Monday, March 15, 2010

Retail Therapy





I don't know if this is a problem. All I know is the feeling of how exquisite a new dress drapes over my skin and flaunts my figure. Or how feminine and dangerous new high heels make me feel. How new earrings make my ears stand out with all the extra shine yelling out to the crowd "Hey, I'm shiny and I'm here!". If I had an endless bank account that would fund my shopping, I would totally shop everyday of my life. Can this actually be considered as a hobby?

So I started to think why I love this shopping so much. As I brainstormed this tornado, I slowly came to realize that this "Retail Therapy" could be a problem. I mean, I'm not a hoarder or anything weird like that! I actually give away a lot of my old clothes to friends and to charity to make room for all of my new clothes to fit into my drawers, closet, and hamper! I once heard that if you haven't worn something in over a year, most likely you are not ever going to use that clothing item. So out it goes, and out it went. But I still felt the need of more, more, and more.
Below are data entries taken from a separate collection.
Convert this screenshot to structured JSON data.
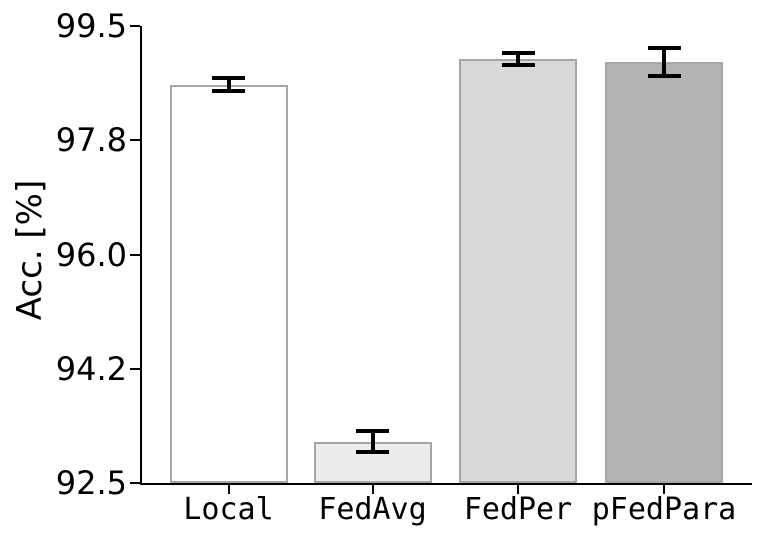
{
  "chart_data": {
    "type": "bar",
    "title": "",
    "xlabel": "",
    "ylabel": "Acc. [%]",
    "categories": [
      "Local",
      "FedAvg",
      "FedPer",
      "pFedPara"
    ],
    "values": [
      98.6,
      93.13,
      99.0,
      98.95
    ],
    "errors": [
      0.1,
      0.16,
      0.09,
      0.22
    ],
    "ylim": [
      92.5,
      99.5
    ],
    "yticks": [
      99.5,
      97.75,
      96.0,
      94.25,
      92.5
    ],
    "ytick_labels": [
      "99.5",
      "97.8",
      "96.0",
      "94.2",
      "92.5"
    ],
    "grid": false,
    "legend": null,
    "colors": {
      "bar_fills": [
        "#ffffff",
        "#ececec",
        "#d9d9d9",
        "#b3b3b3"
      ],
      "bar_edge": "#a6a6a6",
      "error_bar": "#000000",
      "axis": "#000000",
      "text": "#000000",
      "background": "#ffffff"
    }
  }
}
Why? I am not obsessed with spending money! I'm actually scared to over spend. I don't splurge on $300 bags, and I don't ever really buy full priced shoes. Well, maybe sometimes. I mostly shop on the sales rack because I always like to feel like I'm getting my money's worth. I mean, I DO work hard for the money!

As I sit here typing this blog, I sigh at my pathetic self. I am a bit conceited, yet a bit insecure. I guess that was it. My insecurities make me do all the shopping. When I feel bad about myself the only thing that makes me feel better is buying that new dress. That new dress that was made specially for me. That last one in my size. I grab it excitedly knowing for sure that it's going to make me look like a million... no..... wait.... a billion bucks! Because I am worth so much more.

So there I am in the fitting room. One on one with that gorgeous dress staring at me with those puppy eyes, asking me as the chosen master to adopt it and take it home. I undress myself, delicately taking off the dress from the hanger as if it was made of glass. I unzip the dress, sliding it on to my body as it contours every angle and curve perfectly. I zip it up and a surprised feeling that has surpassed from the bottom of my stomach swells up to an excited gasp. It almost feels as if a natural radiant light shone behind me as I looked in the mirror. Of course I can't wait to wear it out and show it off to everyone since I'm always getting compliments about my looks, hair, and wardrobe. And that satisfies my ego. A couple of months would go by, and sadly the shine from the dress has been washed out with the dirty water from the washing machine. It has now become another dull particle of clothing in my closet. I have come to notice this hasn't happened with just one dress...... nor one shirt.... nor one jacket. I've always felt like I've won. But in reality, I've lost.

I've lost my money and the feeling I once had. This urge to satisfy my insecurity with new articles of clothing has been a repetitive ongoing process for years! I can't believe that I actually know I have a problem yet I can't seem to stop. It's my cocaine. So, if you find me in the mall with a couple of bags, I hope that you don't remember that I am actually shopping my sorrows, insecurities, and depression away.